As Syro-Lebanese immigrants, the Takla brothers benefited from belonging to a community recognized for “their knowledge of languages,” familiarity “with the practice of Arabic journalism,” and “close connections with Egypt's political and commercial élite.” In the newspaper business, “offering news of events in Syria and in the Syrian community” gave new papers access to a niche market, specifically the Syrian community in Alexandria.

Despite all of these advantages, the Takla brothers “moved cautiously.” They “spent seven months attempting to find subscribers, and even printed up a facsimile copy for promotional purposes, before actually going to press.” Finally, in 1876, the Takla brothers began publishing al-Ahram (meaning the Pyramids), “for a long time the most prestigious daily in the Arab world”. The next year, in 1877, they began publishing Sada al-Ahram (meaning Echo of the Pyramids), followed by al-Waqt (meaning the Time) in 1879 and al-Ahwal (the Conditions) in 1882.

== Political action and censorship ==
As described above, Alexandria in the 1860s and 1870s offered many benefits to newspapers, including the patronage of Isma'il Pasha. However, that support came with the expectation that newspapers would support the government. This policy was enforced not only through government patronage, but also by law. According to Juan Cole:

“In October 1863 the Egyptian foreign minister made it known that Ottoman censorship laws would henceforth be more strictly applied in Egypt, through a special government department overseeing newspapers. Newspapers were to abstain absolutely from any criticism of governmental actions and avoid any discussion of matters, the mention of which might affect relations with foreign powers. Reporters had to report news from the provinces in a manner that kept to the facts, avoiding any criticism of officials. Editors were responsible for orally reporting the content of articles to the Press Bureau before going to press. Newspapers contravening these articles of the law would receive three warnings, after which they would be closed down and large fines would be imposed.”

These declarations aside, the environment of Alexandria moderated the force of censorship laws.
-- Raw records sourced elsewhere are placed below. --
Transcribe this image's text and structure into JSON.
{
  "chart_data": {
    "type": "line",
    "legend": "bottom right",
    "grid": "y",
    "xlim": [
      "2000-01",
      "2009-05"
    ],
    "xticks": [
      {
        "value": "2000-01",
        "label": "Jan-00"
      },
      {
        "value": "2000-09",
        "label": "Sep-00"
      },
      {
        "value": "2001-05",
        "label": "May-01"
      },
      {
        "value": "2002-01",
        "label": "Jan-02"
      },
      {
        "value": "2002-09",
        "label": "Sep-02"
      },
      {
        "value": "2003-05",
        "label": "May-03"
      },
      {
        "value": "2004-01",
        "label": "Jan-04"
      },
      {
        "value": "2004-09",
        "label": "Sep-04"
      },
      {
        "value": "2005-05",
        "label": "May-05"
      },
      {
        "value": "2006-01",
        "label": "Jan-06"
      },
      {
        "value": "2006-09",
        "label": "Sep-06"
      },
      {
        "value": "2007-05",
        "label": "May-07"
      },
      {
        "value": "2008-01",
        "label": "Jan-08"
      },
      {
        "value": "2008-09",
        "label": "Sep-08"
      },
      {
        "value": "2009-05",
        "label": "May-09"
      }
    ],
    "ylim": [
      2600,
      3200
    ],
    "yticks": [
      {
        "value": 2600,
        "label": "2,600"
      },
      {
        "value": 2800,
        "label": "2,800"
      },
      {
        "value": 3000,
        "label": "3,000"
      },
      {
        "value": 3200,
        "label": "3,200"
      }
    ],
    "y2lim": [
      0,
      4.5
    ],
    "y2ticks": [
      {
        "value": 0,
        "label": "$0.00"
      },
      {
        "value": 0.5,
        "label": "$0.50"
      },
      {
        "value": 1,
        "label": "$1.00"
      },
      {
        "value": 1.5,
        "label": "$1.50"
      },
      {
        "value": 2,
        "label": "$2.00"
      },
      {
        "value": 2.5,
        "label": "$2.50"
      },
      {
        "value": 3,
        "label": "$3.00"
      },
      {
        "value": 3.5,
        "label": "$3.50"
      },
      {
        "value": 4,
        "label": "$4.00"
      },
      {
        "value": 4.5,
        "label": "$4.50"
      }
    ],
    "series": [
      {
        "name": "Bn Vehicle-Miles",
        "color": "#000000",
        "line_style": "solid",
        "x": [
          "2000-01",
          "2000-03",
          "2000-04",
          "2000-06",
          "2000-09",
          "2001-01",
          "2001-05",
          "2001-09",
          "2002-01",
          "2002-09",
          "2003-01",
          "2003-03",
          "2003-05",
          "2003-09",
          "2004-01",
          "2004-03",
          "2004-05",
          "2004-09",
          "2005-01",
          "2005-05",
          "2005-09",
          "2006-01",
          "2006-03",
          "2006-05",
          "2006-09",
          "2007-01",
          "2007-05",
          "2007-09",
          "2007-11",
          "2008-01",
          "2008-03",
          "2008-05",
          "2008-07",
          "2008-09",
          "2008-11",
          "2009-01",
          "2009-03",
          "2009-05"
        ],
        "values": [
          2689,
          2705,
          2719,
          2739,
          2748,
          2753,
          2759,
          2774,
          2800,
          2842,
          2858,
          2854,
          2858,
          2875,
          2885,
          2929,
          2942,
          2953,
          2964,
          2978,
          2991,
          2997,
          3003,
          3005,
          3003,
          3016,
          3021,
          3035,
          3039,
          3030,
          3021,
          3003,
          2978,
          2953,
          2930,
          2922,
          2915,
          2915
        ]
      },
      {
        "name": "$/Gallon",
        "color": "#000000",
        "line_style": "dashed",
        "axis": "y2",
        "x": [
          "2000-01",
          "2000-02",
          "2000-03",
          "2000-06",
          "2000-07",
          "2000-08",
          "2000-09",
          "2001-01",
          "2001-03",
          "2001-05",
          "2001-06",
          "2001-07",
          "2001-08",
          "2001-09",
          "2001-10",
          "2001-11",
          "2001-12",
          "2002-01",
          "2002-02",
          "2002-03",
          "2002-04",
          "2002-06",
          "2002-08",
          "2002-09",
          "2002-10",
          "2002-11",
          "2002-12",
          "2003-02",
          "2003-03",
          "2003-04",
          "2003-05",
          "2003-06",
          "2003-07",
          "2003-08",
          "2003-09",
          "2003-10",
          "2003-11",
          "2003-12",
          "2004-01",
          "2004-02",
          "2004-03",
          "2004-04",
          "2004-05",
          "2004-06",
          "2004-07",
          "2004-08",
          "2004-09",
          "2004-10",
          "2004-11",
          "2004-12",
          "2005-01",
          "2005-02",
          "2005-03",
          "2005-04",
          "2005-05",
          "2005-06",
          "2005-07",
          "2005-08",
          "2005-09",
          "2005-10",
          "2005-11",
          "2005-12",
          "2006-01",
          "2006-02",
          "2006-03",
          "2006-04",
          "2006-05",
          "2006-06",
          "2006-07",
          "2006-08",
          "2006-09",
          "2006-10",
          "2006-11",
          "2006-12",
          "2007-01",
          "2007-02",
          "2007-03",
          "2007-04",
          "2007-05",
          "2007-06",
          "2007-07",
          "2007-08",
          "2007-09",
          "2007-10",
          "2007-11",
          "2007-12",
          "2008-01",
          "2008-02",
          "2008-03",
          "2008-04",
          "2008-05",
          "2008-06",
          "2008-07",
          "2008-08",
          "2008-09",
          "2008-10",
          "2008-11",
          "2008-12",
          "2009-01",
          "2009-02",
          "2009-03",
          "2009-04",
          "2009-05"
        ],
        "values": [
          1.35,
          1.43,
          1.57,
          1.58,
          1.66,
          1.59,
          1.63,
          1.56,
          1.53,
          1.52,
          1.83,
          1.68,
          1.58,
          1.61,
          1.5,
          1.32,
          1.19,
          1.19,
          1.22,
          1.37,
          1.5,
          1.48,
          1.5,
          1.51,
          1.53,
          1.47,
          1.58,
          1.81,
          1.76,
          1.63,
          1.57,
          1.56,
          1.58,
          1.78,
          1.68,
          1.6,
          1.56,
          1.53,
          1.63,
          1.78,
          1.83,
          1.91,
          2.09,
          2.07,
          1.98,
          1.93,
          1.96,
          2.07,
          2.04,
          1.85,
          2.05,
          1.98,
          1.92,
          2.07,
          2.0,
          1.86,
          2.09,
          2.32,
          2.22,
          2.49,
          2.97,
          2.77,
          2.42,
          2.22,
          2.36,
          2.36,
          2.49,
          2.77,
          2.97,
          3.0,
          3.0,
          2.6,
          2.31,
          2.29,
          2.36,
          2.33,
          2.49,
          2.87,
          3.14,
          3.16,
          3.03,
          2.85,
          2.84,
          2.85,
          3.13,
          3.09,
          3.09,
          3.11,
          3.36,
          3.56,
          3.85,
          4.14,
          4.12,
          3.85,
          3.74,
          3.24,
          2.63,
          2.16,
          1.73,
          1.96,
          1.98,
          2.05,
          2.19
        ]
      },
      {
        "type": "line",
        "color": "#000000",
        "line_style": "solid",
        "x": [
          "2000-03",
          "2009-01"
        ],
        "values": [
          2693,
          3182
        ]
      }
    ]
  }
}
The large foreign presence in Alexandria, including Syro-Lebanese like the Takla brothers, helped limit enforcement of the laws, since many foreigners enjoyed some form of protected status in Egypt, a system that began with the Capitulations of the Ottoman Empire. The educational system further provoked resistance to censorship by developing and enlarging the intellectual class. Furthermore, by allowing newspapers more license, Isma'il Pasha hoped “to use the press to fight off the increasing influence of Britain and France over Egyptian internal affairs” and therefore “allowed a livelier Arabic political press to grow up that had some hope of surviving financially.”

Eventually, the Takla brothers did run afoul of censorship laws. They first “had their Sada al-Ahram suspended and fined for finding fault with Isma'il, and on its second serious offense the Publications Department simply ordered it out of existence.” However, the Takla brothers had other newspapers, and this setback did not prevent them from continuing to attempt to exert political influence using their other outlets.